2011年8月27日(土)「しんぶん赤旗」

米兵裁判権放棄の文書

外務省が初めて確認

「密約」は否定


 外務省は26日、米兵や軍属、その家族が「公務外」で行った犯罪について、事実上、日本側の刑事裁判権を放棄することを合意した1953年10月28日付、22日付の秘密文書を公開しました。

 同文書は2008年に国際問題研究者の新原昭治氏が米公文書館で入手していましたが、外務省が存在を確認したのは初めてです。同省によれば、今年2月に米側から提供されました。

 同文書は53年に米兵犯罪の刑事裁判権について定めた「日米行政協定」(旧日米地位協定)第17条(別項)を改定するにあたり、交わしたもの。日米合同委員会裁判権分科委員会刑事部会の日本側代表(津田實法務省刑事局総務課長)の声明として、日本にとって「実質的に重要」な事件以外、第1次裁判権を「行使する意図を通常有しない」と表明しています。さらに、22日付文書で津田氏は「日本国の当局がその犯人の身柄を拘束する場合は多くはないであろう」とも述べています。

 外務省は、今回の文書の公開に先立って25日に開かれた日米合同委員会で、津田氏の表明について「日本側の一方的な政策的発言」であり、「日米両政府間の合意を構成したことは一度もなかった」として、日米間の密約であることを否定しました。

 しかし、これまで明らかになっている資料だけを見ても、米兵の犯罪での起訴率はおおむね1〜2割程度。外務省が今回、併せて公開した日本側資料によれば、行政協定が改定された翌年の54年の起訴率はわずか2・5%です。


 行政協定第17条改定 旧日米安保条約に基づき、1952年4月に発効した日米行政協定では当初、「公務中」「公務外」を問わず、米兵のあらゆる犯罪で米側が専属的裁判権を有していました。

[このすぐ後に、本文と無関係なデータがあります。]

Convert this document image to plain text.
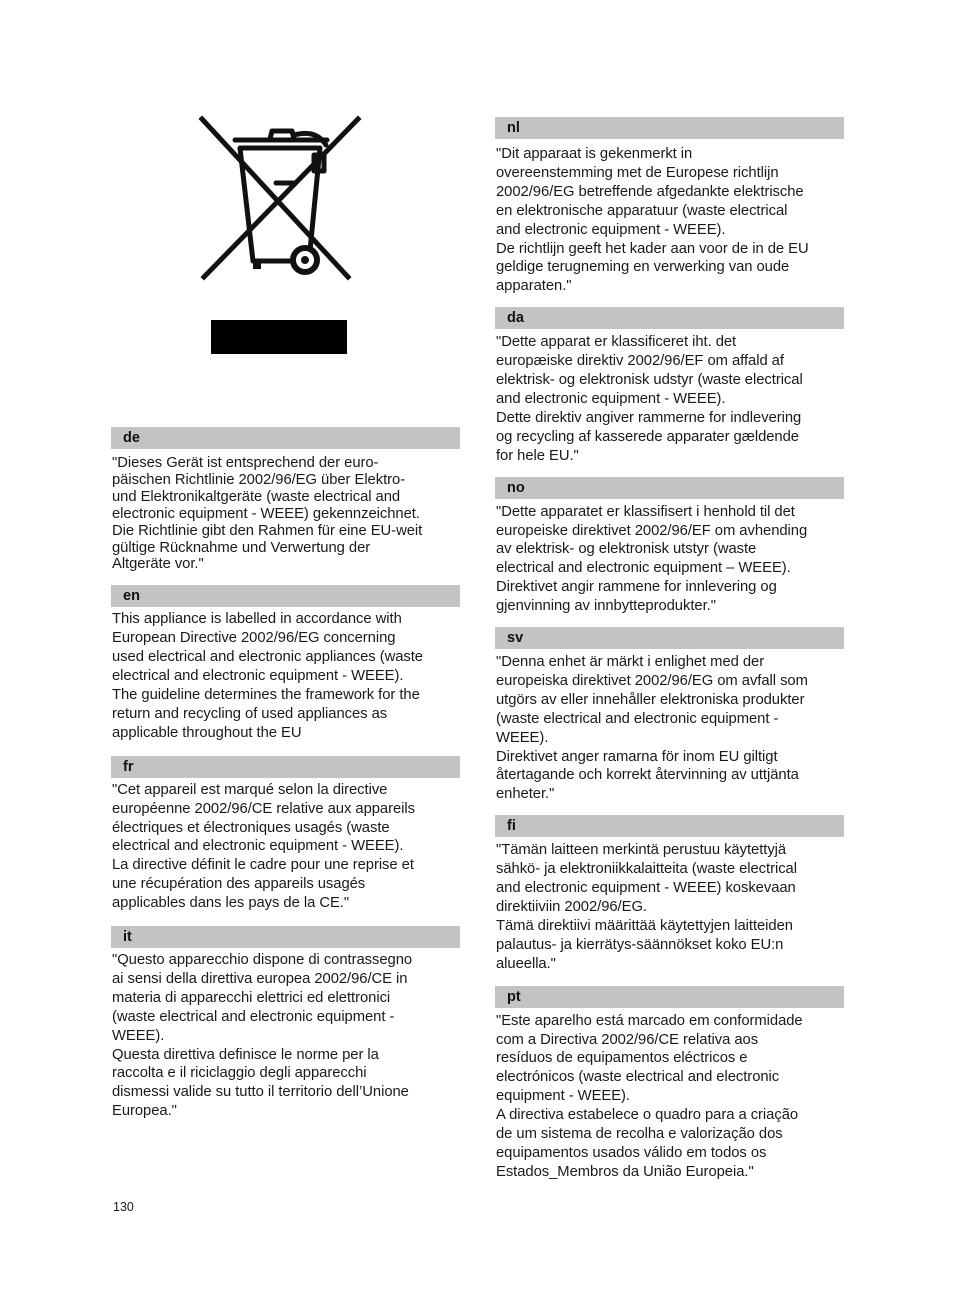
de
"Dieses Gerät ist entsprechend der euro-
päischen Richtlinie 2002/96/EG über Elektro-
und Elektronikaltgeräte (waste electrical and
electronic equipment - WEEE) gekennzeichnet.
Die Richtlinie gibt den Rahmen für eine EU-weit
gültige Rücknahme und Verwertung der
Altgeräte vor."
en
This appliance is labelled in accordance with
European Directive 2002/96/EG concerning
used electrical and electronic appliances (waste
electrical and electronic equipment - WEEE).
The guideline determines the framework for the
return and recycling of used appliances as
applicable throughout the EU
fr
"Cet appareil est marqué selon la directive
européenne 2002/96/CE relative aux appareils
électriques et électroniques usagés (waste
electrical and electronic equipment - WEEE).
La directive définit le cadre pour une reprise et
une récupération des appareils usagés
applicables dans les pays de la CE."
it
"Questo apparecchio dispone di contrassegno
ai sensi della direttiva europea 2002/96/CE in
materia di apparecchi elettrici ed elettronici
(waste electrical and electronic equipment -
WEEE).
Questa direttiva definisce le norme per la
raccolta e il riciclaggio degli apparecchi
dismessi valide su tutto il territorio dell’Unione
Europea."
nl
"Dit apparaat is gekenmerkt in
overeenstemming met de Europese richtlijn
2002/96/EG betreffende afgedankte elektrische
en elektronische apparatuur (waste electrical
and electronic equipment - WEEE).
De richtlijn geeft het kader aan voor de in de EU
geldige terugneming en verwerking van oude
apparaten."
da
"Dette apparat er klassificeret iht. det
europæiske direktiv 2002/96/EF om affald af
elektrisk- og elektronisk udstyr (waste electrical
and electronic equipment - WEEE).
Dette direktiv angiver rammerne for indlevering
og recycling af kasserede apparater gældende
for hele EU."
no
"Dette apparatet er klassifisert i henhold til det
europeiske direktivet 2002/96/EF om avhending
av elektrisk- og elektronisk utstyr (waste
electrical and electronic equipment – WEEE).
Direktivet angir rammene for innlevering og
gjenvinning av innbytteprodukter."
sv
"Denna enhet är märkt i enlighet med der
europeiska direktivet 2002/96/EG om avfall som
utgörs av eller innehåller elektroniska produkter
(waste electrical and electronic equipment -
WEEE).
Direktivet anger ramarna för inom EU giltigt
återtagande och korrekt återvinning av uttjänta
enheter."
fi
"Tämän laitteen merkintä perustuu käytettyjä
sähkö- ja elektroniikkalaitteita (waste electrical
and electronic equipment - WEEE) koskevaan
direktiiviin 2002/96/EG.
Tämä direktiivi määrittää käytettyjen laitteiden
palautus- ja kierrätys-säännökset koko EU:n
alueella."
pt
"Este aparelho está marcado em conformidade
com a Directiva 2002/96/CE relativa aos
resíduos de equipamentos eléctricos e
electrónicos (waste electrical and electronic
equipment - WEEE).
A directiva estabelece o quadro para a criação
de um sistema de recolha e valorização dos
equipamentos usados válido em todos os
Estados_Membros da União Europeia."
130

53年10月にこれを改定し、「公務外」では日本側が第1次裁判権を有するとしましたが、本記に示された密約を交わし、現在の日米地位協定に引き継がれています。


解説

許されない歴史の偽造

写真

(写真)外務省が26日公表した米兵裁判権放棄密約の文書

 「行政協定、地位協定に関する外交文書は公開の優先順位を高める」。岡田克也外相(当時)は昨年4月13日の参院外交防衛委員会で、日本共産党の井上哲士議員に対して米兵犯罪での日本側の刑事裁判権放棄を示した密約文書の公開に前向きな姿勢を示しました。

 岡田答弁を受けて外務省は8月26日に文書を公開したものの、これを「密約」と認めない―。昨年3月の外務省「有識者委員会」報告で、1960年1月に正式合意された核密約の文書を公表しながら、これを「暗黙の了解」にすりかえたのと同様、歴史の偽造を行ったのです。

 文書公開に先立つ25日の日米合同委員会では、「重要事件以外は裁判権を行使しない」とする53年10月28日付文書について、日米双方は「日本側の一方的な政策的表明」だとして、日米間の合意ではないとしています。

 確かに、同文書に記されているのは法務省の津田課長の見解だけです。しかし、外務省自身が26日、同文書と併せて公開した一連の文書にからくりが示されています。

 53年3月17日付駐米大使館発の電信には、「(米側が)非公式の政府間了解により一定の犯人を米側に引渡すことは可能であらうかと質問してきた」と記されています。

 日本側はこのような趣旨の日米合意に難色を示しますが、「極秘」指定された53年8月25日付の三宅喜二郎参事官とバッシン米大使館法務官の会談記録によれば、バッシン氏が「(日本側が第一次裁判権を放棄することを記した)米大使館に対する一方的書簡でもよい」と表明。これに対して三宅氏は「一方的に叙述するぐらいなら、法務省も同意するかもしれない」と述べ、この線で両者は合意したのです。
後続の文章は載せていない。